Перед самой «психушкой» квартировал я у одной сердобольной женщины где-то в линиях на Васильевском острове (тогдашнее мое горячечное состояние духа не позволяло запомнить адрес благотворительницы более отчетливо). Со всей определенностью знаю лишь о том, что выход в свет «Тишины» отмечали мы вдвоем с этой смутной женщиной, сидя глубокой ночью друг против друга, и наверняка молчали, так как за стеной к тому времени в огромной коммунальной квартире все уже давно и чутко спали.
Утром при посещении общественного туалета с удивлением обнаружил я в этом укромном месте экземпляр своей «Тишины», прибитый гвоздем к стене возле порожнего полотняного мешочка для туалетной бумаги.
Как выяснилось в дальнейшем, отмечали мы выход книжки не вдвоем, а втроем. Какое-то время за нашим столом присутствовал еще один человек-призрак. Сосед по квартире, с которым приютившая меня женщина поддерживала дружественные отношения. Был он по профессии художник, окончил некогда Академию художеств. Рисовал преимущественно деревья. «Портреты деревьев», как сам он комментировал свой труд. Но чаще прочих рисовал он дерево, стоящее в каменном колодце двора напротив единственного оконца в жилище художника. Мастерской у этого художника почему-то не было. А имелось именно жилище — жалкое, убогое и все ж таки замечательное, можно сказать — уникальное. Напоминало оно ствол шахты лифта: метров десять ввысь. Башня. Причем при одном окне, расположенном внизу, возле пола. А в вышине светилась одинокая лампочка без абажура. Далекая, как ночная звезда. И еще: у художника не было руки. По плечо. Оторвало в послевоенное время, когда он подростком ковырял мину где-то под Ленинградом. Странный художник. Затаившийся в себе, в своих пристрастиях, обидах, надеждах. Молчаливый, с лицом, запорошенным синими точками — последствия взрыва. Не имевший к тому же «своей руки» среди влиятельных лиц, которые обеспечивают художников мастерскими.
Оказалось, что я подарил ему «Тишину» еще с вечера, а утром он пригвоздил ее к стене туалета. И меня, помнится, более всего поразило то, как умудрился он прибить ее, владея одной рукой, в которой и молоток, и гвоздь, и книга.

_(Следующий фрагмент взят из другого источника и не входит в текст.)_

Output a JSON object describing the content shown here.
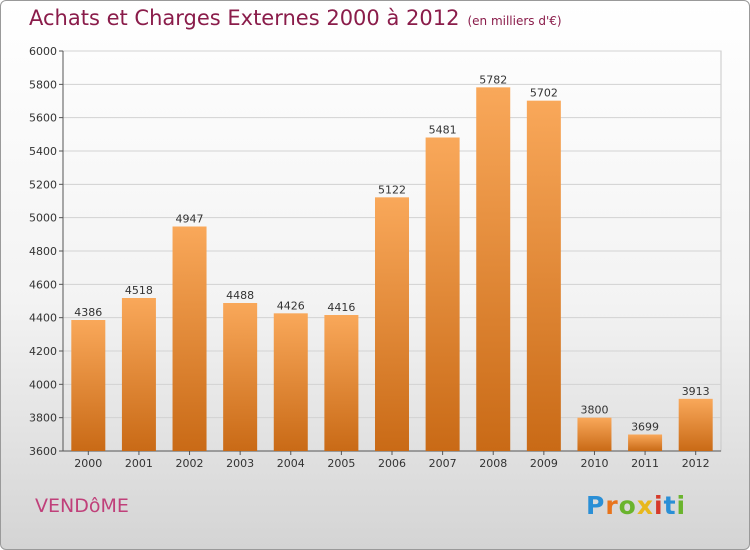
{
  "header": {
    "title": "Achats et Charges Externes 2000 à 2012",
    "subtitle": "(en milliers d'€)"
  },
  "footer": {
    "city": "VENDôME",
    "logo": [
      "P",
      "r",
      "o",
      "x",
      "i",
      "t",
      "i"
    ]
  },
  "colors": {
    "bar_light": "#f9a85a",
    "bar_dark": "#c96a16",
    "title": "#8a1c4a"
  },
  "chart_data": {
    "type": "bar",
    "title": "Achats et Charges Externes 2000 à 2012",
    "subtitle": "(en milliers d'€)",
    "categories": [
      "2000",
      "2001",
      "2002",
      "2003",
      "2004",
      "2005",
      "2006",
      "2007",
      "2008",
      "2009",
      "2010",
      "2011",
      "2012"
    ],
    "values": [
      4386,
      4518,
      4947,
      4488,
      4426,
      4416,
      5122,
      5481,
      5782,
      5702,
      3800,
      3699,
      3913
    ],
    "ylim": [
      3600,
      6000
    ],
    "yticks": [
      3600,
      3800,
      4000,
      4200,
      4400,
      4600,
      4800,
      5000,
      5200,
      5400,
      5600,
      5800,
      6000
    ],
    "grid": true,
    "legend": "none"
  }
}
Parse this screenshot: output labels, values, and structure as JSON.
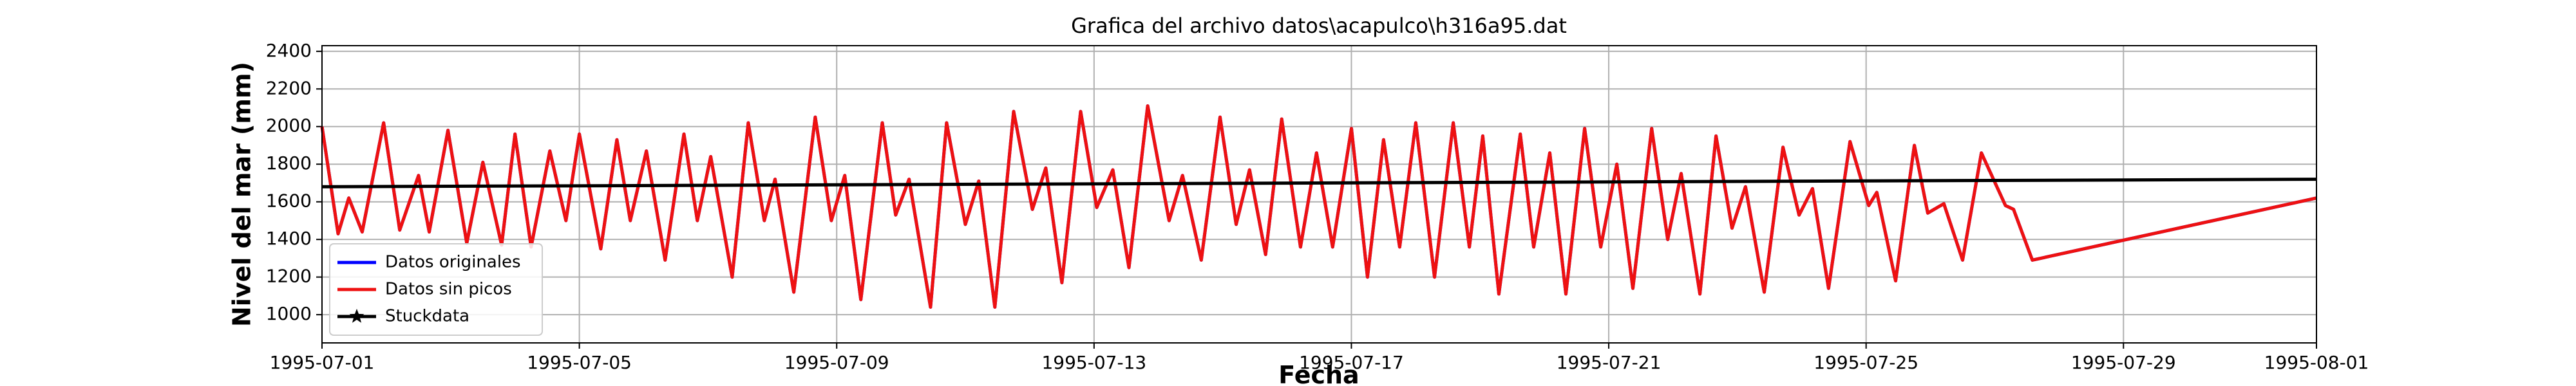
{
  "chart_data": {
    "type": "line",
    "title": "Grafica del archivo datos\\acapulco\\h316a95.dat",
    "xlabel": "Fecha",
    "ylabel": "Nivel del mar (mm)",
    "xlim": [
      "1995-07-01",
      "1995-08-01"
    ],
    "xticks": [
      "1995-07-01",
      "1995-07-05",
      "1995-07-09",
      "1995-07-13",
      "1995-07-17",
      "1995-07-21",
      "1995-07-25",
      "1995-07-29",
      "1995-08-01"
    ],
    "ylim": [
      850,
      2430
    ],
    "yticks": [
      1000,
      1200,
      1400,
      1600,
      1800,
      2000,
      2200,
      2400
    ],
    "grid": true,
    "legend": "lower left",
    "series": [
      {
        "name": "Datos originales",
        "color": "#0000ff",
        "marker": "none",
        "x": [
          "1995-07-01 00:00",
          "1995-07-01 06:00",
          "1995-07-01 10:00",
          "1995-07-01 15:00",
          "1995-07-01 23:00",
          "1995-07-02 05:00",
          "1995-07-02 12:00",
          "1995-07-02 16:00",
          "1995-07-02 23:00",
          "1995-07-03 06:00",
          "1995-07-03 12:00",
          "1995-07-03 19:00",
          "1995-07-04 00:00",
          "1995-07-04 06:00",
          "1995-07-04 13:00",
          "1995-07-04 19:00",
          "1995-07-05 00:00",
          "1995-07-05 08:00",
          "1995-07-05 14:00",
          "1995-07-05 19:00",
          "1995-07-06 01:00",
          "1995-07-06 08:00",
          "1995-07-06 15:00",
          "1995-07-06 20:00",
          "1995-07-07 01:00",
          "1995-07-07 09:00",
          "1995-07-07 15:00",
          "1995-07-07 21:00",
          "1995-07-08 01:00",
          "1995-07-08 08:00",
          "1995-07-08 16:00",
          "1995-07-08 22:00",
          "1995-07-09 03:00",
          "1995-07-09 09:00",
          "1995-07-09 17:00",
          "1995-07-09 22:00",
          "1995-07-10 03:00",
          "1995-07-10 11:00",
          "1995-07-10 17:00",
          "1995-07-11 00:00",
          "1995-07-11 05:00",
          "1995-07-11 11:00",
          "1995-07-11 18:00",
          "1995-07-12 01:00",
          "1995-07-12 06:00",
          "1995-07-12 12:00",
          "1995-07-12 19:00",
          "1995-07-13 01:00",
          "1995-07-13 07:00",
          "1995-07-13 13:00",
          "1995-07-13 20:00",
          "1995-07-14 04:00",
          "1995-07-14 09:00",
          "1995-07-14 16:00",
          "1995-07-14 23:00",
          "1995-07-15 05:00",
          "1995-07-15 10:00",
          "1995-07-15 16:00",
          "1995-07-15 22:00",
          "1995-07-16 05:00",
          "1995-07-16 11:00",
          "1995-07-16 17:00",
          "1995-07-17 00:00",
          "1995-07-17 06:00",
          "1995-07-17 12:00",
          "1995-07-17 18:00",
          "1995-07-18 00:00",
          "1995-07-18 07:00",
          "1995-07-18 14:00",
          "1995-07-18 20:00",
          "1995-07-19 01:00",
          "1995-07-19 07:00",
          "1995-07-19 15:00",
          "1995-07-19 20:00",
          "1995-07-20 02:00",
          "1995-07-20 08:00",
          "1995-07-20 15:00",
          "1995-07-20 21:00",
          "1995-07-21 03:00",
          "1995-07-21 09:00",
          "1995-07-21 16:00",
          "1995-07-21 22:00",
          "1995-07-22 03:00",
          "1995-07-22 10:00",
          "1995-07-22 16:00",
          "1995-07-22 22:00",
          "1995-07-23 03:00",
          "1995-07-23 10:00",
          "1995-07-23 17:00",
          "1995-07-23 23:00",
          "1995-07-24 04:00",
          "1995-07-24 10:00",
          "1995-07-24 18:00",
          "1995-07-25 01:00",
          "1995-07-25 04:00",
          "1995-07-25 11:00",
          "1995-07-25 18:00",
          "1995-07-25 23:00",
          "1995-07-26 05:00",
          "1995-07-26 12:00",
          "1995-07-26 19:00",
          "1995-07-27 04:00",
          "1995-07-27 07:00",
          "1995-07-27 14:00",
          "1995-08-01 00:00"
        ],
        "values": [
          2000,
          1430,
          1620,
          1440,
          2020,
          1450,
          1740,
          1440,
          1980,
          1380,
          1810,
          1370,
          1960,
          1360,
          1870,
          1500,
          1960,
          1350,
          1930,
          1500,
          1870,
          1290,
          1960,
          1500,
          1840,
          1200,
          2020,
          1500,
          1720,
          1120,
          2050,
          1500,
          1740,
          1080,
          2020,
          1530,
          1720,
          1040,
          2020,
          1480,
          1710,
          1040,
          2080,
          1560,
          1780,
          1170,
          2080,
          1570,
          1770,
          1250,
          2110,
          1500,
          1740,
          1290,
          2050,
          1480,
          1770,
          1320,
          2040,
          1360,
          1860,
          1360,
          1990,
          1200,
          1930,
          1360,
          2020,
          1200,
          2020,
          1360,
          1950,
          1110,
          1960,
          1360,
          1860,
          1110,
          1990,
          1360,
          1800,
          1140,
          1990,
          1400,
          1750,
          1110,
          1950,
          1460,
          1680,
          1120,
          1890,
          1530,
          1670,
          1140,
          1920,
          1580,
          1650,
          1180,
          1900,
          1540,
          1590,
          1290,
          1860,
          1580,
          1560,
          1290,
          1620
        ]
      },
      {
        "name": "Datos sin picos",
        "color": "#ee1111",
        "marker": "none",
        "x": [
          "1995-07-01 00:00",
          "1995-07-01 06:00",
          "1995-07-01 10:00",
          "1995-07-01 15:00",
          "1995-07-01 23:00",
          "1995-07-02 05:00",
          "1995-07-02 12:00",
          "1995-07-02 16:00",
          "1995-07-02 23:00",
          "1995-07-03 06:00",
          "1995-07-03 12:00",
          "1995-07-03 19:00",
          "1995-07-04 00:00",
          "1995-07-04 06:00",
          "1995-07-04 13:00",
          "1995-07-04 19:00",
          "1995-07-05 00:00",
          "1995-07-05 08:00",
          "1995-07-05 14:00",
          "1995-07-05 19:00",
          "1995-07-06 01:00",
          "1995-07-06 08:00",
          "1995-07-06 15:00",
          "1995-07-06 20:00",
          "1995-07-07 01:00",
          "1995-07-07 09:00",
          "1995-07-07 15:00",
          "1995-07-07 21:00",
          "1995-07-08 01:00",
          "1995-07-08 08:00",
          "1995-07-08 16:00",
          "1995-07-08 22:00",
          "1995-07-09 03:00",
          "1995-07-09 09:00",
          "1995-07-09 17:00",
          "1995-07-09 22:00",
          "1995-07-10 03:00",
          "1995-07-10 11:00",
          "1995-07-10 17:00",
          "1995-07-11 00:00",
          "1995-07-11 05:00",
          "1995-07-11 11:00",
          "1995-07-11 18:00",
          "1995-07-12 01:00",
          "1995-07-12 06:00",
          "1995-07-12 12:00",
          "1995-07-12 19:00",
          "1995-07-13 01:00",
          "1995-07-13 07:00",
          "1995-07-13 13:00",
          "1995-07-13 20:00",
          "1995-07-14 04:00",
          "1995-07-14 09:00",
          "1995-07-14 16:00",
          "1995-07-14 23:00",
          "1995-07-15 05:00",
          "1995-07-15 10:00",
          "1995-07-15 16:00",
          "1995-07-15 22:00",
          "1995-07-16 05:00",
          "1995-07-16 11:00",
          "1995-07-16 17:00",
          "1995-07-17 00:00",
          "1995-07-17 06:00",
          "1995-07-17 12:00",
          "1995-07-17 18:00",
          "1995-07-18 00:00",
          "1995-07-18 07:00",
          "1995-07-18 14:00",
          "1995-07-18 20:00",
          "1995-07-19 01:00",
          "1995-07-19 07:00",
          "1995-07-19 15:00",
          "1995-07-19 20:00",
          "1995-07-20 02:00",
          "1995-07-20 08:00",
          "1995-07-20 15:00",
          "1995-07-20 21:00",
          "1995-07-21 03:00",
          "1995-07-21 09:00",
          "1995-07-21 16:00",
          "1995-07-21 22:00",
          "1995-07-22 03:00",
          "1995-07-22 10:00",
          "1995-07-22 16:00",
          "1995-07-22 22:00",
          "1995-07-23 03:00",
          "1995-07-23 10:00",
          "1995-07-23 17:00",
          "1995-07-23 23:00",
          "1995-07-24 04:00",
          "1995-07-24 10:00",
          "1995-07-24 18:00",
          "1995-07-25 01:00",
          "1995-07-25 04:00",
          "1995-07-25 11:00",
          "1995-07-25 18:00",
          "1995-07-25 23:00",
          "1995-07-26 05:00",
          "1995-07-26 12:00",
          "1995-07-26 19:00",
          "1995-07-27 04:00",
          "1995-07-27 07:00",
          "1995-07-27 14:00",
          "1995-08-01 00:00"
        ],
        "values": [
          2000,
          1430,
          1620,
          1440,
          2020,
          1450,
          1740,
          1440,
          1980,
          1380,
          1810,
          1370,
          1960,
          1360,
          1870,
          1500,
          1960,
          1350,
          1930,
          1500,
          1870,
          1290,
          1960,
          1500,
          1840,
          1200,
          2020,
          1500,
          1720,
          1120,
          2050,
          1500,
          1740,
          1080,
          2020,
          1530,
          1720,
          1040,
          2020,
          1480,
          1710,
          1040,
          2080,
          1560,
          1780,
          1170,
          2080,
          1570,
          1770,
          1250,
          2110,
          1500,
          1740,
          1290,
          2050,
          1480,
          1770,
          1320,
          2040,
          1360,
          1860,
          1360,
          1990,
          1200,
          1930,
          1360,
          2020,
          1200,
          2020,
          1360,
          1950,
          1110,
          1960,
          1360,
          1860,
          1110,
          1990,
          1360,
          1800,
          1140,
          1990,
          1400,
          1750,
          1110,
          1950,
          1460,
          1680,
          1120,
          1890,
          1530,
          1670,
          1140,
          1920,
          1580,
          1650,
          1180,
          1900,
          1540,
          1590,
          1290,
          1860,
          1580,
          1560,
          1290,
          1620
        ]
      },
      {
        "name": "Stuckdata",
        "color": "#000000",
        "marker": "star",
        "x": [
          "1995-07-01 00:00",
          "1995-08-01 00:00"
        ],
        "values": [
          1680,
          1720
        ]
      }
    ]
  }
}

Однако теперь, спустя двадцать лет, перечитывая «Тишину», понял я, что казнил художник не книгу, не бумагу и даже не стихи, содержавшиеся в ней, а меня, внешне хоть и неблагополучного, бездомно-богемистого, но ведь — счастливого же! Дождавшегося «применения» своим стихам, получившего за них денежку и весь вечер кощунственно распространявшегося о горьких бедах-злосчастиях, якобы терзавших меня и не дававших мне развернуться. Он преподал мне нравственный урок: не хвастай перед голодающими несъедобным хлебом. А я, неблагодарный, поспешил объяснить себе случившееся элементарной ревностью художника ко мне, вломившемуся в его мирок, заведшего смутные отношения с женщиной, которую он, в свою очередь, может быть, обожал или к которой привык, будто к дереву, росшему под его беспросветным окном.
Оказывается, книги учат добру не только своим содержанием, но и своим поведением, своей жизненной драматургией.
Надо ли говорить, что впоследствии, когда некоторые из страстей, державших меня в узде, отпустили, когда наконец-то в кармане появились не однодневные — стационарные деньги, первым делом принялся я восстанавливать библиотеку, которую столь опрометчиво промотал под идиллическое потрескивание в «камине». Книги в мой дом пришли. Их стало гораздо больше, нежели при отце с матерью. Но книги пришли — другие. Не те. Как пришли в мою жизнь другие времена, другие лица, иные сюжеты. А из тех, разоренных, осталось три тома писем Пушкина. Случайно? Или потому что — не самое интересное для «мешка»? Но как же они любезны теперь моему сердцу, эти три тома.
И еще два слова о невернувшихся книгах. Я верю, что где-то нашли они приют более достойный, нежели тот, что имели у меня. И еще: помнится, на многих книгах, попавших в мешок Горелого, были оттиснуты инициалы прежнего их владельца. Чужие книги. Хотя и купленные в букинистическом. Что разлучило их с хозяином? Нужда, горе, блокадные муки или подобное моему хамство юного невежи? Ясно одно: книги ушли от меня, потому что я не был их достоин.
5
Расхожая фраза «мой Пушкин» конечно же утомляет, а то и нервирует. Есть в этом развязно-капризном словосочетании «мой Пушкин» нечто уголовное, нечто от незаконного присваивания общественной собственности или — от детски-амбициозного «моё!»: «Моя кукла! Мой конструктор!»